Update: The German parliament (Bundestag) passed a law on Thursday that officially makes marijuana legal for medicinal purposes.
Patients suffering from serious illnesses, such as multiple sclerosis, chronic pain, serious appetite loss, or nausea from chemotherapy, will now be able to receive prescriptions from their doctors for medical marijuana.
"Seriously ill people must be treated in the best ways possible," said Health Minister Hermann Gröhe, who proposed the law.
Up until now, only certain people with serious medical conditions could be granted permission to use the drug for self-therapy, and the bar was set fairly high. Only around 1,000 people in the whole country currently have been given permission to use the drug.
The new law will expand this and eventually allow cannabis products to be grown under state supervision. Private producers could also apply, but the requirements for approval would be very strict.
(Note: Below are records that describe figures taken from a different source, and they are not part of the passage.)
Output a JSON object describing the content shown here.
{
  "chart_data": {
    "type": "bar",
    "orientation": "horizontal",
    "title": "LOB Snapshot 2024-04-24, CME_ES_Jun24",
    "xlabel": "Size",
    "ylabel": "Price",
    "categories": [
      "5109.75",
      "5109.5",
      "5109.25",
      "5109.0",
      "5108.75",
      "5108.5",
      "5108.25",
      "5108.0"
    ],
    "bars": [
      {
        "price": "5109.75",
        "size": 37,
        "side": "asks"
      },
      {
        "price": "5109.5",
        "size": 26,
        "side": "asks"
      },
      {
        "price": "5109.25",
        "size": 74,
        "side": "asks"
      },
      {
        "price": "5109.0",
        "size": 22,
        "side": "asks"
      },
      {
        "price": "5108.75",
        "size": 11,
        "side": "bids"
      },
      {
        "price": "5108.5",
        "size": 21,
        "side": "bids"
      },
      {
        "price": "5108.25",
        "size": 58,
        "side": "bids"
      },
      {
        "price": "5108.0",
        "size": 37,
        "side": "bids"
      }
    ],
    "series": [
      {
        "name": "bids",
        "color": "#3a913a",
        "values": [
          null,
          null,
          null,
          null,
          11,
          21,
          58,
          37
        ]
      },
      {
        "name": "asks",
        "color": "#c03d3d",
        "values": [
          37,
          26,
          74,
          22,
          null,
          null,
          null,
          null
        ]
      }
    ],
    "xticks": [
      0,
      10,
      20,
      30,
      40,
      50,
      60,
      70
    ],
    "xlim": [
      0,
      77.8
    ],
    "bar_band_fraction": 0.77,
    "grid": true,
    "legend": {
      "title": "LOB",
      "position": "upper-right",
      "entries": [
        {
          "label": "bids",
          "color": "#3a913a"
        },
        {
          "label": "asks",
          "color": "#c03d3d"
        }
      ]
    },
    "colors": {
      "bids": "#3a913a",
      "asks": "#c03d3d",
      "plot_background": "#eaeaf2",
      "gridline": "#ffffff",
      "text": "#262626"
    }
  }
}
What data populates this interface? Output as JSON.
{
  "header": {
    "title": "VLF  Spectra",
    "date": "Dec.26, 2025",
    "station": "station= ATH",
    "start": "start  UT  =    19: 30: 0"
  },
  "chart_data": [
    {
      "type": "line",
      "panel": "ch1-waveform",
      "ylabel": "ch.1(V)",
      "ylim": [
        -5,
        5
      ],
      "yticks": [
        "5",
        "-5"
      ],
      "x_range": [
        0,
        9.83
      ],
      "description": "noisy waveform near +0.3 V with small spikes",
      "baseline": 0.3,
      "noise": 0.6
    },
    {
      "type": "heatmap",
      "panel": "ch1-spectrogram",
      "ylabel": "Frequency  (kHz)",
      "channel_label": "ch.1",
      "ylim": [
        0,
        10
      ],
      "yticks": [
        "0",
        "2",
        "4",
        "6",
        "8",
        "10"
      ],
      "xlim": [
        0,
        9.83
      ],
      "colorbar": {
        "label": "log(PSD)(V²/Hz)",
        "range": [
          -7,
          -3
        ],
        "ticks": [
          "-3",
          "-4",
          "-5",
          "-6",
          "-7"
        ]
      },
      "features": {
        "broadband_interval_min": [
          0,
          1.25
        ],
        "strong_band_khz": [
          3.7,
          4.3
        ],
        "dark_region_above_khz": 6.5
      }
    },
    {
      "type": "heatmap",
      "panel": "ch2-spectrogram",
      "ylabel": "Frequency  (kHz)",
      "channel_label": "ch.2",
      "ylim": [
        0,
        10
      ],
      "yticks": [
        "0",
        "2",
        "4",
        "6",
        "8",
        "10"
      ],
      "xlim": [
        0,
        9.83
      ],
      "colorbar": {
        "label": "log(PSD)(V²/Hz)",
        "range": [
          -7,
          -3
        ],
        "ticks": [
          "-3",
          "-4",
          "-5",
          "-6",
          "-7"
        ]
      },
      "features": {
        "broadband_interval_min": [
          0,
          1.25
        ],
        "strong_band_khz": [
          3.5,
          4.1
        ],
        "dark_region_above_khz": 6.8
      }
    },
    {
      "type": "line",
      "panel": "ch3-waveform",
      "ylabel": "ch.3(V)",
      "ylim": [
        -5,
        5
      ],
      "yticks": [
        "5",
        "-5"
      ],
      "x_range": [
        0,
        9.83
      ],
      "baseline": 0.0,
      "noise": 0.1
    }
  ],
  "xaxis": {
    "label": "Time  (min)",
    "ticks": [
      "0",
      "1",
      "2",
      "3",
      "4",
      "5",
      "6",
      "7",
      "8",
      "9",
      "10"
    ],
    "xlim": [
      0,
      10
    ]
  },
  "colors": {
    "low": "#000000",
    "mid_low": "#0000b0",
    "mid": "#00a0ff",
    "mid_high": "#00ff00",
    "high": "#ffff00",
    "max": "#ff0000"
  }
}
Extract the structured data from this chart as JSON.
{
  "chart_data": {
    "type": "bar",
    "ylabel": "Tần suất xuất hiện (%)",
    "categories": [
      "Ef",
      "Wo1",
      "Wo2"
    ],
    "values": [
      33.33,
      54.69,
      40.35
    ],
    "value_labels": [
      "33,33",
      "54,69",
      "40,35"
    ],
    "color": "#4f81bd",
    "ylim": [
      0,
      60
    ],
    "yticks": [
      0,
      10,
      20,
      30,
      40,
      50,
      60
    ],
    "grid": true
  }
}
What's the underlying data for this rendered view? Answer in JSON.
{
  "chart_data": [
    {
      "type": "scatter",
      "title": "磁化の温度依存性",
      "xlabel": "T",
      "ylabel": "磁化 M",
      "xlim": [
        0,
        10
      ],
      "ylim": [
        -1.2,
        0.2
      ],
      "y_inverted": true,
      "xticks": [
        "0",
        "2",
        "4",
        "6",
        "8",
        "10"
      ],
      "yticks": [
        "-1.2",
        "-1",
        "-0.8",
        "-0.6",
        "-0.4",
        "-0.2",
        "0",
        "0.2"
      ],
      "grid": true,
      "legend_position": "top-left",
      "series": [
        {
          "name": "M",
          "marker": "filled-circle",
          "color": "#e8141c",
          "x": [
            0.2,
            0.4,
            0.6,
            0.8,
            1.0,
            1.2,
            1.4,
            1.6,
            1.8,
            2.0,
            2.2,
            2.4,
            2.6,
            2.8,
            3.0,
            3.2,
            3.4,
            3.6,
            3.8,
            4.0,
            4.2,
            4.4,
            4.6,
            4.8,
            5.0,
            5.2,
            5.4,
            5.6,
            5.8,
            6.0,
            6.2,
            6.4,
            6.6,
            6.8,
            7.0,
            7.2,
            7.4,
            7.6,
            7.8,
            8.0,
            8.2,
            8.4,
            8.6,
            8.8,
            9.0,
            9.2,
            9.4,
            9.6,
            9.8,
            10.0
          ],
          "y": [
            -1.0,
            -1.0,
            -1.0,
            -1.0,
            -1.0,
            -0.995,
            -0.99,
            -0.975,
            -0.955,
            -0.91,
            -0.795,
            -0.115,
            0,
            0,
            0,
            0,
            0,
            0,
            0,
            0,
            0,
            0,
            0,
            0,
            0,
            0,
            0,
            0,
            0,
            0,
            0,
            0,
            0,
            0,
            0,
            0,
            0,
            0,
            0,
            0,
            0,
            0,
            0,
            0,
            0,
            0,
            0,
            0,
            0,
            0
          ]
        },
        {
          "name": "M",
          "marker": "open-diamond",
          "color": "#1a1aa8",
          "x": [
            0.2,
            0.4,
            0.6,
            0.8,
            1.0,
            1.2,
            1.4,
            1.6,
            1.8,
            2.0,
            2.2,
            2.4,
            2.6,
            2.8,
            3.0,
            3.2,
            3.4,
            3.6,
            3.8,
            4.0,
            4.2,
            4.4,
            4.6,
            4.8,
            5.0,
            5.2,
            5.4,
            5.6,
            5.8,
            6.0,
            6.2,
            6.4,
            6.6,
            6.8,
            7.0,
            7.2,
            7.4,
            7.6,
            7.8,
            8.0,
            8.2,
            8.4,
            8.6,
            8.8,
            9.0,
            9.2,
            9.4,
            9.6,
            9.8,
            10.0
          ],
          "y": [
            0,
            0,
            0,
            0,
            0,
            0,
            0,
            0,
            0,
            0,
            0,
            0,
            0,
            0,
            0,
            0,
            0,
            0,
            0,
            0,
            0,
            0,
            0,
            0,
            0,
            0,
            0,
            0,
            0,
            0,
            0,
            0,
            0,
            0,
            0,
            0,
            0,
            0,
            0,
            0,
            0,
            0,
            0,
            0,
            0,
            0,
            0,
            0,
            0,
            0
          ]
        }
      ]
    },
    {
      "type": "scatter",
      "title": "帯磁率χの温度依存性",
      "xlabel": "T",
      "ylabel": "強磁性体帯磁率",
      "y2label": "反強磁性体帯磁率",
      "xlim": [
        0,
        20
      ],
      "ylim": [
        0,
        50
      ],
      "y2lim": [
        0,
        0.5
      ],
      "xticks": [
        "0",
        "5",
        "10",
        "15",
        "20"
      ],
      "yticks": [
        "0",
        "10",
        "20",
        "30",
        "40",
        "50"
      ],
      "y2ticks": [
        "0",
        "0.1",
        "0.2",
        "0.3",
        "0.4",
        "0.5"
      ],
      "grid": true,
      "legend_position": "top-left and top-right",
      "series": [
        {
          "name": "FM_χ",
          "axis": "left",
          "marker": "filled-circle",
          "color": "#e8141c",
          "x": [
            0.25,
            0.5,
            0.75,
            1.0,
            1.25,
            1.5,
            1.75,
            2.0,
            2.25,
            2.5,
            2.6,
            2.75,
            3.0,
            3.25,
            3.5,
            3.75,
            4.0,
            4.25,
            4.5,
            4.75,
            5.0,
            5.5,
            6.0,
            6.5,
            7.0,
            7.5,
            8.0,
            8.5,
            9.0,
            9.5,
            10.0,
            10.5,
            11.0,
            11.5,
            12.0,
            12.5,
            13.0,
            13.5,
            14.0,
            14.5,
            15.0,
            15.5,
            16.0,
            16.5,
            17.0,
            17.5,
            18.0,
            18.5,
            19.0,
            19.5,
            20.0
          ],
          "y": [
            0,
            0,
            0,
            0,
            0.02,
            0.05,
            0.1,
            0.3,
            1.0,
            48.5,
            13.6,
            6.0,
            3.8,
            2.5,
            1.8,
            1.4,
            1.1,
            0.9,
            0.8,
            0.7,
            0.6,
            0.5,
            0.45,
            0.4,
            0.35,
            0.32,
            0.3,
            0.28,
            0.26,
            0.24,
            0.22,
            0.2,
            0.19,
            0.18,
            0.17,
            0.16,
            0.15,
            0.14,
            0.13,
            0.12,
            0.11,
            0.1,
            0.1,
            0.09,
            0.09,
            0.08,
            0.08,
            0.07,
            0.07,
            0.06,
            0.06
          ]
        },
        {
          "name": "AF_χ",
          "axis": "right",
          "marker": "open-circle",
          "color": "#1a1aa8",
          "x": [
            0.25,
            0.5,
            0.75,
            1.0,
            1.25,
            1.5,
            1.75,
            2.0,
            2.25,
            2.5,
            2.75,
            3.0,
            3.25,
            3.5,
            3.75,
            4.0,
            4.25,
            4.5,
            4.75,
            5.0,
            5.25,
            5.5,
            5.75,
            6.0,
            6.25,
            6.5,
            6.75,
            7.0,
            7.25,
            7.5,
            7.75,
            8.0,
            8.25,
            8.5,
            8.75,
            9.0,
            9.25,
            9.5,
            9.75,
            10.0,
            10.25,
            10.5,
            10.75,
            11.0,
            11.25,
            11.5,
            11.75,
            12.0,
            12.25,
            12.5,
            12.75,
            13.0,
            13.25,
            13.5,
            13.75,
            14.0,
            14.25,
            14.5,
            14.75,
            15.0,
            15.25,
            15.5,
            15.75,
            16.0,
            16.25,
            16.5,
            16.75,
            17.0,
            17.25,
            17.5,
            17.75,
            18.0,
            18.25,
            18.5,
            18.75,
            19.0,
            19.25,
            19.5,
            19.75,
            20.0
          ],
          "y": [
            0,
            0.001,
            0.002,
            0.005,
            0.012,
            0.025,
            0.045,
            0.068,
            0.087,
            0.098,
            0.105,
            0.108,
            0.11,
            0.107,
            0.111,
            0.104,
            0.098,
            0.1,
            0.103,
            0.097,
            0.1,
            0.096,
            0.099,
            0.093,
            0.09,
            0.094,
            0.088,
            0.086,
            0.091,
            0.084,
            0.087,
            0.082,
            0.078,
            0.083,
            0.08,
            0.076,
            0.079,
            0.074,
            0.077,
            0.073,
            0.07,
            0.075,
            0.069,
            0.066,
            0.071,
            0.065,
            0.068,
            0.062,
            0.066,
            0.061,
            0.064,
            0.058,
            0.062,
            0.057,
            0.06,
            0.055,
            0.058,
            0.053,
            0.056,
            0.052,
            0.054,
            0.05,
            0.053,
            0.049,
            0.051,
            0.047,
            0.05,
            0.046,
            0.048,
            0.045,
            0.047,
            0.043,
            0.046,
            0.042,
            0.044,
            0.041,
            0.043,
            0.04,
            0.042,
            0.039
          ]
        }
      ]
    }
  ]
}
When the law will be implemented in March, health insurance providers will have to cover the costs of cannabis used to treat, for example, pain or lack of appetite.
But proponents of the law don’t all see it as opening up the way for recreational use. Federal Drug Commissioner Marlene Mortler of the conservative Christian Social Union (CSU) said on Monday that in her view, increasing access by allowing for recreational use would also increase consumption of the drug - which she would not want.
“Cannabis as a medicine is certainly not a miracle drug,” Mortier said. “But everyone should have the right to have it paid for when it helps.”